You are using Neo4j 2.x, but you use legacy indexing instead of labels, at least in this query. Without knowing your data and model it's hard to know what the difference would be for performance, but it would certainly make it much easier to write (and read) your queries. So, that's a different kind of slow. It's likely that if you had labels and label indices, the query performance would improve.
So, first try removing one of the universal bindings of nodes, then use the 2.x schema tools to structure your data. You should be able to write queries like
MATCH target:Target
WHERE target.target_name="TARGET_1"
WITH target
MATCH names:Name
WHERE NOT names-[:contains]->()
AND HAS (names.age)
AND (names.qualification =~ ".*(?i)B.TECH.*$"
OR names.qualification =~ ".*(?i)B.E.*$")
CREATE UNIQUE (names)-[r:contains{type:"declared"}]->(target)
RETURN names.name,names,names.qualification
I have no idea if such a query would be fast on your data, however. If you put the "Name" label on all your nodes, then MATCH names:Name will still bind all nodes in the database, so it'll probably still be slow.
P.S. The relationships you create have a TYPE called contains, and you give them a property called type with value declared.

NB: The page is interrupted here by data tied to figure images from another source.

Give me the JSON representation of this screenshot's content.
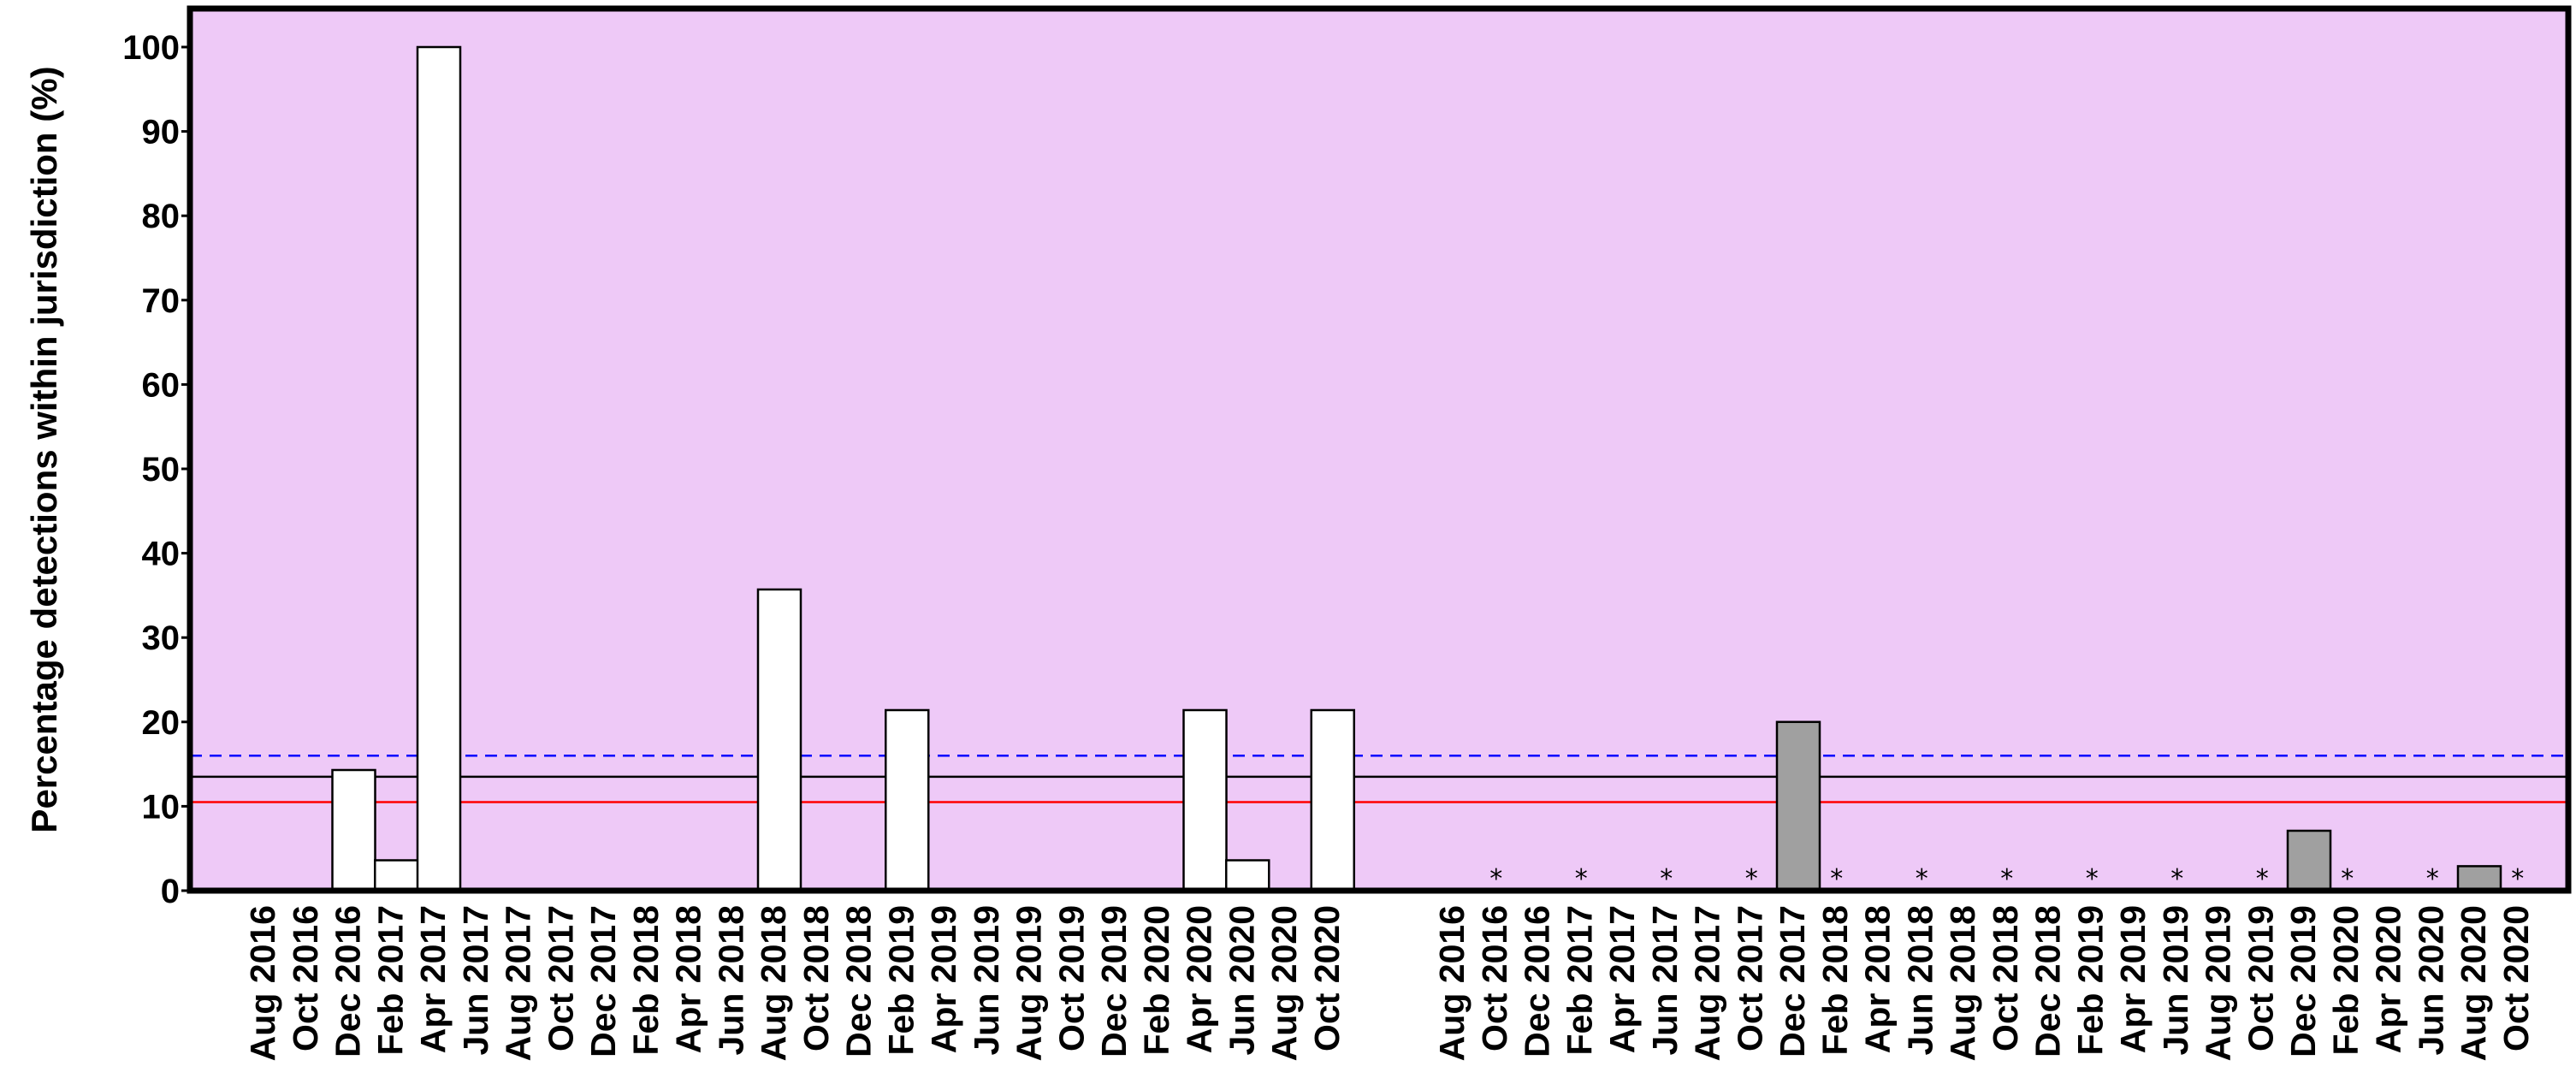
{
  "chart_data": {
    "type": "bar",
    "ylabel": "Percentage detections  within jurisdiction (%)",
    "ylim": [
      0,
      105
    ],
    "yticks": [
      0,
      10,
      20,
      30,
      40,
      50,
      60,
      70,
      80,
      90,
      100
    ],
    "grid": false,
    "background_color": "#eec9f7",
    "reference_lines": [
      {
        "value": 16,
        "color": "#0000ff",
        "style": "dashed"
      },
      {
        "value": 13.5,
        "color": "#000000",
        "style": "solid"
      },
      {
        "value": 10.5,
        "color": "#ff0000",
        "style": "solid"
      }
    ],
    "groups": [
      {
        "fill": "#ffffff",
        "categories": [
          "Aug 2016",
          "Oct 2016",
          "Dec 2016",
          "Feb 2017",
          "Apr 2017",
          "Jun 2017",
          "Aug 2017",
          "Oct 2017",
          "Dec 2017",
          "Feb 2018",
          "Apr 2018",
          "Jun 2018",
          "Aug 2018",
          "Oct 2018",
          "Dec 2018",
          "Feb 2019",
          "Apr 2019",
          "Jun 2019",
          "Aug 2019",
          "Oct 2019",
          "Dec 2019",
          "Feb 2020",
          "Apr 2020",
          "Jun 2020",
          "Aug 2020",
          "Oct 2020"
        ],
        "values": [
          0,
          0,
          14.3,
          3.6,
          100,
          0,
          0,
          0,
          0,
          0,
          0,
          0,
          35.7,
          0,
          0,
          21.4,
          0,
          0,
          0,
          0,
          0,
          0,
          21.4,
          3.6,
          0,
          21.4
        ],
        "markers": [
          false,
          false,
          false,
          false,
          false,
          false,
          false,
          false,
          false,
          false,
          false,
          false,
          false,
          false,
          false,
          false,
          false,
          false,
          false,
          false,
          false,
          false,
          false,
          false,
          false,
          false
        ]
      },
      {
        "fill": "#a0a0a0",
        "categories": [
          "Aug 2016",
          "Oct 2016",
          "Dec 2016",
          "Feb 2017",
          "Apr 2017",
          "Jun 2017",
          "Aug 2017",
          "Oct 2017",
          "Dec 2017",
          "Feb 2018",
          "Apr 2018",
          "Jun 2018",
          "Aug 2018",
          "Oct 2018",
          "Dec 2018",
          "Feb 2019",
          "Apr 2019",
          "Jun 2019",
          "Aug 2019",
          "Oct 2019",
          "Dec 2019",
          "Feb 2020",
          "Apr 2020",
          "Jun 2020",
          "Aug 2020",
          "Oct 2020"
        ],
        "values": [
          0,
          0,
          0,
          0,
          0,
          0,
          0,
          0,
          20,
          0,
          0,
          0,
          0,
          0,
          0,
          0,
          0,
          0,
          0,
          0,
          7.1,
          0,
          0,
          0,
          2.9,
          0
        ],
        "markers": [
          false,
          true,
          false,
          true,
          false,
          true,
          false,
          true,
          false,
          true,
          false,
          true,
          false,
          true,
          false,
          true,
          false,
          true,
          false,
          true,
          false,
          true,
          false,
          true,
          false,
          true
        ]
      }
    ],
    "marker_symbol": "*"
  }
}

Maybe you have a good reason, but that's potentially very confusing.
Edit:
Reading through your question and my answer again I no longer think that I understand even your cypher query. (Why are you returning both the bound nodes and properties of those nodes?) Please consider posting sample data on console.neo4j.org and explain in more detail what your model looks like and what you are trying to do. Let me know if my answer meets your question at all or I'll consider removing it.